Hogs in Hebei: Harley's Retail Appeal in China
- Part of TCBN's Global Brands Series
As Managing Director Asia Pacific for Harley-Davidson Motor Company, David Foley has noticed many differences between the US and China markets since Harley-Davidson entered the China market in 2005. One thing that remains the same, however, is the love of the ride.
Harley-Davidson is an iconic American brand that has passionate customers around the world. Dave Foley is responsible for Asia-Pacific markets at Harley. While attending the US-China Global Brand Summit, we had a chance to speak with us about the development of their retail network in that market.
We asked him first to describe what Harley riders are like in China.
You know, our riders in China are fantastic. They’re a lot like our riders everywhere in the world. They’ve got this passion around the brand, they want to get out and ride, some have more experience than others. But they all share this desire to get out with other riders and get out of the daily grind and enjoy life a little bit. And do it on a Harley, because something kind of magical happens when you throw your leg over one of our motorcycles. It’s turned out to be true in China just as it has in other markets.
Tell us about a memorable ride you were on.

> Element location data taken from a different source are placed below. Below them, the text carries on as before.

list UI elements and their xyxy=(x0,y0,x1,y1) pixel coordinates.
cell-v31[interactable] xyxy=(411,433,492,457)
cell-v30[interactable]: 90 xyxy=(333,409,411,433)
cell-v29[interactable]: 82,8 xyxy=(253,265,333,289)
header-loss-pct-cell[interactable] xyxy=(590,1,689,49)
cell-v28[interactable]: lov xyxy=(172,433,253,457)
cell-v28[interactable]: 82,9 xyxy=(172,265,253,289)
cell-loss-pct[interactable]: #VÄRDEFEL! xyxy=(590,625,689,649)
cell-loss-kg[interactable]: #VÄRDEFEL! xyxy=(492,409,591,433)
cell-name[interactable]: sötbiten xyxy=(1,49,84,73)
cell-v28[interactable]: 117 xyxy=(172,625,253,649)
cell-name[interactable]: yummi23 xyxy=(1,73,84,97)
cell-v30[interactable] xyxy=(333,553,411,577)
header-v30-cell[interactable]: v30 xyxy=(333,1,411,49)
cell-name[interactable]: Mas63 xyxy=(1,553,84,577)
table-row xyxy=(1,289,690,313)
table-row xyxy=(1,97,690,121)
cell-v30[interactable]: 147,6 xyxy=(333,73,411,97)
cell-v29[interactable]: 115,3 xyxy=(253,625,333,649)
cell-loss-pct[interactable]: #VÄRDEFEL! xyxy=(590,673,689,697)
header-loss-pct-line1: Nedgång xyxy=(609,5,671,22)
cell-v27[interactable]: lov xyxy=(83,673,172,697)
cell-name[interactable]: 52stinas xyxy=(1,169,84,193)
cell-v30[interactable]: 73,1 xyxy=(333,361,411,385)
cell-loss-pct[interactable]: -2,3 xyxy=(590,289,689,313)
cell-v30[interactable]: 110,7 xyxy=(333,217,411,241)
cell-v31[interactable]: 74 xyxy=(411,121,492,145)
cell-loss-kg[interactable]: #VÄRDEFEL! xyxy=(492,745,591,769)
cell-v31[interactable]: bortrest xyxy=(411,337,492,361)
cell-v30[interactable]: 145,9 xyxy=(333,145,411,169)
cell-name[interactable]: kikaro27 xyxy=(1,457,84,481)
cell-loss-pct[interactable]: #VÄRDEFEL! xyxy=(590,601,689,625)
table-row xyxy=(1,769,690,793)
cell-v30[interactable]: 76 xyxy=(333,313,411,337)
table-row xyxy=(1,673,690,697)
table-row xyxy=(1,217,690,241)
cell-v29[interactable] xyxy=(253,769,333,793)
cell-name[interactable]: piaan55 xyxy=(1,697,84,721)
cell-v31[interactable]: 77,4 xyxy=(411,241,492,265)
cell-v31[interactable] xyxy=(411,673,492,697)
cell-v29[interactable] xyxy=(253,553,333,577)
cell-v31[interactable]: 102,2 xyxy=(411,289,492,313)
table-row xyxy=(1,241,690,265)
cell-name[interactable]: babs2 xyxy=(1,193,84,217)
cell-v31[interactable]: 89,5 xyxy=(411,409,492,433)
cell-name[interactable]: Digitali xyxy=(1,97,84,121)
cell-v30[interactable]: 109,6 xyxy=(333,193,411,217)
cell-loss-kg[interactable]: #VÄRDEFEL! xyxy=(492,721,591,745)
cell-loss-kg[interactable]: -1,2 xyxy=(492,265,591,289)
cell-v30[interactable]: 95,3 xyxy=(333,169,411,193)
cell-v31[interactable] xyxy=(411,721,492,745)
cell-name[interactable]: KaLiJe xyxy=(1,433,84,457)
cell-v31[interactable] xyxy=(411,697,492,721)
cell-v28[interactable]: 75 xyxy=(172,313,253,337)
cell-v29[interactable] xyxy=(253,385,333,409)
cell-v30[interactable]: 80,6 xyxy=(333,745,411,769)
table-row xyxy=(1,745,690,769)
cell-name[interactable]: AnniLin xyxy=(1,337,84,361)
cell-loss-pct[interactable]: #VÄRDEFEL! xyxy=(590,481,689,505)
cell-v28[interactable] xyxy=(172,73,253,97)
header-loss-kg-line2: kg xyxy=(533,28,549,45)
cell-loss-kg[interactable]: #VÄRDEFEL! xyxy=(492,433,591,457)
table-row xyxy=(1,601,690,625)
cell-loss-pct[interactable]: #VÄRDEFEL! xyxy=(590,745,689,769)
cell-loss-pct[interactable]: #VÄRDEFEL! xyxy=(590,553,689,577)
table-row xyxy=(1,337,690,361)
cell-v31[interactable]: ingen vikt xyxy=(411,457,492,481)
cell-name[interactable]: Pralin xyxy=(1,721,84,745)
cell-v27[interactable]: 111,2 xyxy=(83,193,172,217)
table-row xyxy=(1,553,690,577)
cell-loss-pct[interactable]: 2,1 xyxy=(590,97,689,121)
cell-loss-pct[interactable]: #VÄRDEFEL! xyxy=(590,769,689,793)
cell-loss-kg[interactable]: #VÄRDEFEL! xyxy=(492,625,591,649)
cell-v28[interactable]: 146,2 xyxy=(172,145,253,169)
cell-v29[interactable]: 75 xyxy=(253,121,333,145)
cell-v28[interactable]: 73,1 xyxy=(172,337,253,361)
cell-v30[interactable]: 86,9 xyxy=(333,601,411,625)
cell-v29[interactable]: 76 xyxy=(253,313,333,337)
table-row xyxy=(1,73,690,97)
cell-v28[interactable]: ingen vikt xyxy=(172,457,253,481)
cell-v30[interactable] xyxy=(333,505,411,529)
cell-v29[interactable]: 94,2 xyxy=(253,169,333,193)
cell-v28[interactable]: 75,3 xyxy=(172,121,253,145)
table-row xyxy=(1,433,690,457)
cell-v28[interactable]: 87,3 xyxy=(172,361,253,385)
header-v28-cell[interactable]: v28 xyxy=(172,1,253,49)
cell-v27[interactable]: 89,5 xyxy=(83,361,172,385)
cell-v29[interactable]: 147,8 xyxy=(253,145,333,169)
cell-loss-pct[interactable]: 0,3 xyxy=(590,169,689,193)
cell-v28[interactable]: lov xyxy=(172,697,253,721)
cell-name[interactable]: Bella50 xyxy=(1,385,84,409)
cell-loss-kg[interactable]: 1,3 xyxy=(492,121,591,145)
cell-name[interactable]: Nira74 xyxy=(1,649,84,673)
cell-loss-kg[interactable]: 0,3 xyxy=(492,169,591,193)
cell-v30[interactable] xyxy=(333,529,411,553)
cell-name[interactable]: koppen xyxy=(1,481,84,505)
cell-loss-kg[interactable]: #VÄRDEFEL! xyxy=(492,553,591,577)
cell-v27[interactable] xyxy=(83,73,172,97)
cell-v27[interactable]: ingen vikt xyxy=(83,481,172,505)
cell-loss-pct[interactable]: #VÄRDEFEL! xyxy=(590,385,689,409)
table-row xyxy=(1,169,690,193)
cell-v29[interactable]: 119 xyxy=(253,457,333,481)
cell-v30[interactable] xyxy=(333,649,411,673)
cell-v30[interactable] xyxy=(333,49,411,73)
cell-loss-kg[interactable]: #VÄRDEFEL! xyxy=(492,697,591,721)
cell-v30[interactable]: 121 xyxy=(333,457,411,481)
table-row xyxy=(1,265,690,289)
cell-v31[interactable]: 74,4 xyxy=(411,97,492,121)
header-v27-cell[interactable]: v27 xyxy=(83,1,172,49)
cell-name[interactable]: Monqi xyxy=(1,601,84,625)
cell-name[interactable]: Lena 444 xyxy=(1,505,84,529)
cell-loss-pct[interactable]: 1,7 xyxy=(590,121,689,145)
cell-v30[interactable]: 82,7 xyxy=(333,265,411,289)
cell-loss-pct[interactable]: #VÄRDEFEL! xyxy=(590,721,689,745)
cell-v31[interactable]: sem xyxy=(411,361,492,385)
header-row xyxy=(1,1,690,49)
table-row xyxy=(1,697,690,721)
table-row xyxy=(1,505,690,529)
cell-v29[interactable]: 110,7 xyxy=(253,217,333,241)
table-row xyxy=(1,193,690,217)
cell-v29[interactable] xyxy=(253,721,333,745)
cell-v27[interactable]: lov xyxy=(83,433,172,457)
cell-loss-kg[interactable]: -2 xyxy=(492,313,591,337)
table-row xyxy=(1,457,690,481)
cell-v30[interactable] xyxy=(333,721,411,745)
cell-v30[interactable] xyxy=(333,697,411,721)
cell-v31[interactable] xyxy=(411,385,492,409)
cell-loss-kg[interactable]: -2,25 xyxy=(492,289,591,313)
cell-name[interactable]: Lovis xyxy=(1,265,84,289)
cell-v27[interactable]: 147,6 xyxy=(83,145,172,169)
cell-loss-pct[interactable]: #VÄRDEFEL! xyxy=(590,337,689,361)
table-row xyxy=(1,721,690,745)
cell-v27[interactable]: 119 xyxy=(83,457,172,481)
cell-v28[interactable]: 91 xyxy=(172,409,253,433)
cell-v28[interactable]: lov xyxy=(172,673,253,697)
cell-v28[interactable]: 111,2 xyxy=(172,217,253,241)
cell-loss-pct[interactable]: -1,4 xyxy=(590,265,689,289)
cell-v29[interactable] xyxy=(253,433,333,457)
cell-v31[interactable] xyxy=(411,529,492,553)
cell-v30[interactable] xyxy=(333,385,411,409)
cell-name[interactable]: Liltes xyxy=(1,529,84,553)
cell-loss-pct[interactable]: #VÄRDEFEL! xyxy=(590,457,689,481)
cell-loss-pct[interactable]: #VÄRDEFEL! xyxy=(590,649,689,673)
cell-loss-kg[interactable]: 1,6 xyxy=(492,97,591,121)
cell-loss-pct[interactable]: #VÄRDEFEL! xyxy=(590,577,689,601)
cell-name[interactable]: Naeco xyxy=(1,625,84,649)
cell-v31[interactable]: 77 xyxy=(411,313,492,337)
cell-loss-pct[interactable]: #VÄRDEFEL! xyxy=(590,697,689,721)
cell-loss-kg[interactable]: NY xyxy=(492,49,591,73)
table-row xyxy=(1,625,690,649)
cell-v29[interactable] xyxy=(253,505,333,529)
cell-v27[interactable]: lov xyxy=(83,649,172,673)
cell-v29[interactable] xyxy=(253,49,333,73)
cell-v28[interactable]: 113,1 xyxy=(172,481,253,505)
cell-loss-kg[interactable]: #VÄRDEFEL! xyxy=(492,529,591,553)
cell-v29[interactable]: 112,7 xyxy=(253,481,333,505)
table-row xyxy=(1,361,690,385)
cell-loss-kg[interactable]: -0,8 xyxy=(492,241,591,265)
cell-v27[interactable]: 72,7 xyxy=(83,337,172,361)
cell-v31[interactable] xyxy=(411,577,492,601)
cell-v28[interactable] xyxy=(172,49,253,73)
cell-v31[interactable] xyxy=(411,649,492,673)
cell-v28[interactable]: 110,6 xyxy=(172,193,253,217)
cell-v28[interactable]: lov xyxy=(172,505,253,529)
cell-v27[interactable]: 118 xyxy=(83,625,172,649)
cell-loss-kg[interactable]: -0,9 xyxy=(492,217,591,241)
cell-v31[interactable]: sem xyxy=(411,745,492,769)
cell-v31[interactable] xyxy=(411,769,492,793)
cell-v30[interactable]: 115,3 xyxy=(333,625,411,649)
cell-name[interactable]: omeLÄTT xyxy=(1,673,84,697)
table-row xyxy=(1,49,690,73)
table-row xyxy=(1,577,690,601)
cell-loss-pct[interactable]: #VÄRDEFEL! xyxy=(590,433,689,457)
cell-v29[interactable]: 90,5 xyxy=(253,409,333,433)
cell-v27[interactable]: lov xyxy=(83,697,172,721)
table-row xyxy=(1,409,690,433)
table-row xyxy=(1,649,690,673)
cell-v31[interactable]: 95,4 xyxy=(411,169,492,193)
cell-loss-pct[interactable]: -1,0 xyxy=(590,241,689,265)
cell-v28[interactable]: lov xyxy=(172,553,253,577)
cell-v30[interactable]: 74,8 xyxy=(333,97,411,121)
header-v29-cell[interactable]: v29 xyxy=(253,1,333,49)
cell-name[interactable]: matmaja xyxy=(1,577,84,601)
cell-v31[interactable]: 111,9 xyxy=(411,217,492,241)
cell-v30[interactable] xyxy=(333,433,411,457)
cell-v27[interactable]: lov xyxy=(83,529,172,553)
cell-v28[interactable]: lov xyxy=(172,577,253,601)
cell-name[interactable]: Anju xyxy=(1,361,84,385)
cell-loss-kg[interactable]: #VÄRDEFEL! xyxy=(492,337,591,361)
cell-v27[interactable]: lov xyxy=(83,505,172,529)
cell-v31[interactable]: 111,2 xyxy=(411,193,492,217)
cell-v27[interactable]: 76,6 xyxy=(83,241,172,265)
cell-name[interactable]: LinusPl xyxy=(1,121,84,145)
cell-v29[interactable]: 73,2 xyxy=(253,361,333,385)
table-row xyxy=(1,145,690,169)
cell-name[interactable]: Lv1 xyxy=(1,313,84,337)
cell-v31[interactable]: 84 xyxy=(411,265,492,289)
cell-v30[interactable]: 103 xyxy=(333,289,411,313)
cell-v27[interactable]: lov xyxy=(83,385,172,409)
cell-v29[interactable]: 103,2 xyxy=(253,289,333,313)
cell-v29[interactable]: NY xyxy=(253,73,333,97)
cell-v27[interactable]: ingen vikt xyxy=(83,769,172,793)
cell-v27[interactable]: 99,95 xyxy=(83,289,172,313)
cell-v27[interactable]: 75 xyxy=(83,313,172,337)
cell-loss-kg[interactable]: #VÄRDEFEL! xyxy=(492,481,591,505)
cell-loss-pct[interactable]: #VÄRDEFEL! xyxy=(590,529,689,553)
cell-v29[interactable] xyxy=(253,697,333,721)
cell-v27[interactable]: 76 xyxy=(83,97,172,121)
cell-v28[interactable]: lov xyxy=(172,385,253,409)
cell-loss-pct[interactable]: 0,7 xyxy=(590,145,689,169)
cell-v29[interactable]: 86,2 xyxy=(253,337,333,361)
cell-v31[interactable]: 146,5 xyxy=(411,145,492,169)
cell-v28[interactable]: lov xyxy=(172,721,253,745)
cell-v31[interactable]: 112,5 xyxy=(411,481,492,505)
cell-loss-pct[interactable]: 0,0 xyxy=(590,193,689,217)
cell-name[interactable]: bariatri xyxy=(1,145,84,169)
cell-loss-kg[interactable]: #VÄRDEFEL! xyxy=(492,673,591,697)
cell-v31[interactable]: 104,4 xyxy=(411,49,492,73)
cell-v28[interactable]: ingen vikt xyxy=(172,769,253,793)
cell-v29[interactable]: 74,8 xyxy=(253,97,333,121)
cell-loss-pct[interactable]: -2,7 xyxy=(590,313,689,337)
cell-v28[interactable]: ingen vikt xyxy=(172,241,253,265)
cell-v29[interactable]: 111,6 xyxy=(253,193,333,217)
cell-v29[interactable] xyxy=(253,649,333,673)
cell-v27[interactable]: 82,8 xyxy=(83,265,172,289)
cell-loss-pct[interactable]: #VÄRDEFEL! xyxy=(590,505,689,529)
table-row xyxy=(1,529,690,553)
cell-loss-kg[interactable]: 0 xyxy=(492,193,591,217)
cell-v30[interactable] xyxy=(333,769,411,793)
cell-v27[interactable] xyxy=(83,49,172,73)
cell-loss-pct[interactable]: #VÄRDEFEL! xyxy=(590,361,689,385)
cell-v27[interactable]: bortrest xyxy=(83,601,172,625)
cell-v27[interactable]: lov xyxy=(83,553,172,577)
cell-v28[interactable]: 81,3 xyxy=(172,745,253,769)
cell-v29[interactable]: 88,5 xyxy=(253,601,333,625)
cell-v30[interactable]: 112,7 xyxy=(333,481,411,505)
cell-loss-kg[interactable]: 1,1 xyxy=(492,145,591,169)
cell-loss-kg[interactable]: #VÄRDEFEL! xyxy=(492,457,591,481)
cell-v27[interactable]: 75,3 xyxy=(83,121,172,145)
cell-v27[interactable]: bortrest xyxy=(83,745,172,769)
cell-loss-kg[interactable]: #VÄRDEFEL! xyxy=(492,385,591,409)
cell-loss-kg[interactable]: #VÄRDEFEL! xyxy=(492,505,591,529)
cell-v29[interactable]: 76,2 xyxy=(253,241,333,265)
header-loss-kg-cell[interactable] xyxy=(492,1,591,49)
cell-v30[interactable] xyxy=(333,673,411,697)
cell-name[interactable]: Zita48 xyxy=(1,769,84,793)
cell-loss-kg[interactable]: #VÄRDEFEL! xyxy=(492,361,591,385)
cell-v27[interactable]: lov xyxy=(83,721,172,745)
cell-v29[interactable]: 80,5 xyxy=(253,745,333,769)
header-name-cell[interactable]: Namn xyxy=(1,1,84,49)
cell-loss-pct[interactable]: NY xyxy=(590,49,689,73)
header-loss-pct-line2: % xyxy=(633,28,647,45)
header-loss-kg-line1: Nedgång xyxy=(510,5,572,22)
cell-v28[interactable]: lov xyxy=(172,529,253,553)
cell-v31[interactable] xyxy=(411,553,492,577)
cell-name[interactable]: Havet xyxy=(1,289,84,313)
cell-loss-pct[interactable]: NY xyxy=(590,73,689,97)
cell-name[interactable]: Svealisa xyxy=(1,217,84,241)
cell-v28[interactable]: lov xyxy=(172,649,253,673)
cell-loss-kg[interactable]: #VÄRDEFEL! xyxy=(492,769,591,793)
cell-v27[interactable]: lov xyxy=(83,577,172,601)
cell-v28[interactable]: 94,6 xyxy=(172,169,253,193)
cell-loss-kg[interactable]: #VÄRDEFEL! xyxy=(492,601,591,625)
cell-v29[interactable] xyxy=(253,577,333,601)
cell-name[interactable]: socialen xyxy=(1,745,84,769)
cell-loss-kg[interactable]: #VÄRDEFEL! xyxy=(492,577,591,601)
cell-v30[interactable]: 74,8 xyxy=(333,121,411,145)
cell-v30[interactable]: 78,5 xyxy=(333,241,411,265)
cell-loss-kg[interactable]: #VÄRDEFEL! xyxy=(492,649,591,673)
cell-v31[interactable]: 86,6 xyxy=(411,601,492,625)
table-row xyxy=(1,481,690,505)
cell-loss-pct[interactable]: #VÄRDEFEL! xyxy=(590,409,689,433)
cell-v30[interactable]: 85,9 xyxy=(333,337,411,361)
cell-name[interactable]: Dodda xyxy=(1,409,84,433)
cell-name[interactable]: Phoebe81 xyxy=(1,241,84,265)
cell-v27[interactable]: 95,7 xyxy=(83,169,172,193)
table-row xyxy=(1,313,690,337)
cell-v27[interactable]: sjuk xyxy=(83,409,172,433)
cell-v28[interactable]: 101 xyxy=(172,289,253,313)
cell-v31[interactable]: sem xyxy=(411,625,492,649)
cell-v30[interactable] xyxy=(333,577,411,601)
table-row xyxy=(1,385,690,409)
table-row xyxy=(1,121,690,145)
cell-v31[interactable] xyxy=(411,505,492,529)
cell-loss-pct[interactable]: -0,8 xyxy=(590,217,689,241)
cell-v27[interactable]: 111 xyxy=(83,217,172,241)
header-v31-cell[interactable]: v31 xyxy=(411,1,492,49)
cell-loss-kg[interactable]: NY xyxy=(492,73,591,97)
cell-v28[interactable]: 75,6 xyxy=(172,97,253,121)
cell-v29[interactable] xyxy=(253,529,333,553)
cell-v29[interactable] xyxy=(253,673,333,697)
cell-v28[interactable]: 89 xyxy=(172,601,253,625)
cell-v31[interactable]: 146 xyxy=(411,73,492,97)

One of the very first rides we did in China we had an event at the Great Wall. So we took a ride from downtown up to the Commune by the Great Wall and had a great time. In spite of the fact that it was raining, which makes the roads even more challenging than they already are.
How are you building out your dealer network in China?
We may have to modify our approach when we get into the market, as we will in any market, and China wasn’t going to be any different. The type of channel partner is different in that the market opportunity is different. Some markets you go in, like the United States, where if we’re setting up a new dealer it’s because we’ve identified a target point where we’ve got a certain density of potential demand, and it’s the right place to put up a store. Going into China, you don’t have maybe the detailed level of statistics, so you’re really looking for those opportunity markets, the immediate opportunities. And then the big challenge is finding partners that want to go into the Harley-Davidson brand, into a segment that’s relatively new and do a sport or leisure activity like motorcycling that’s relatively new in a place like China. And so finding people that want to do that and also meet our qualifications is always a little bit of a challenge. And in China it was the same. So it’s different in how it’s a challenge – finding good partners like that, whether they’re good retailers, but maybe don’t have as big as interest in motorcycling, or passionate about motorcycles but not as strong on the retailing side. You get that kind of mix in China and any of the markets we do business.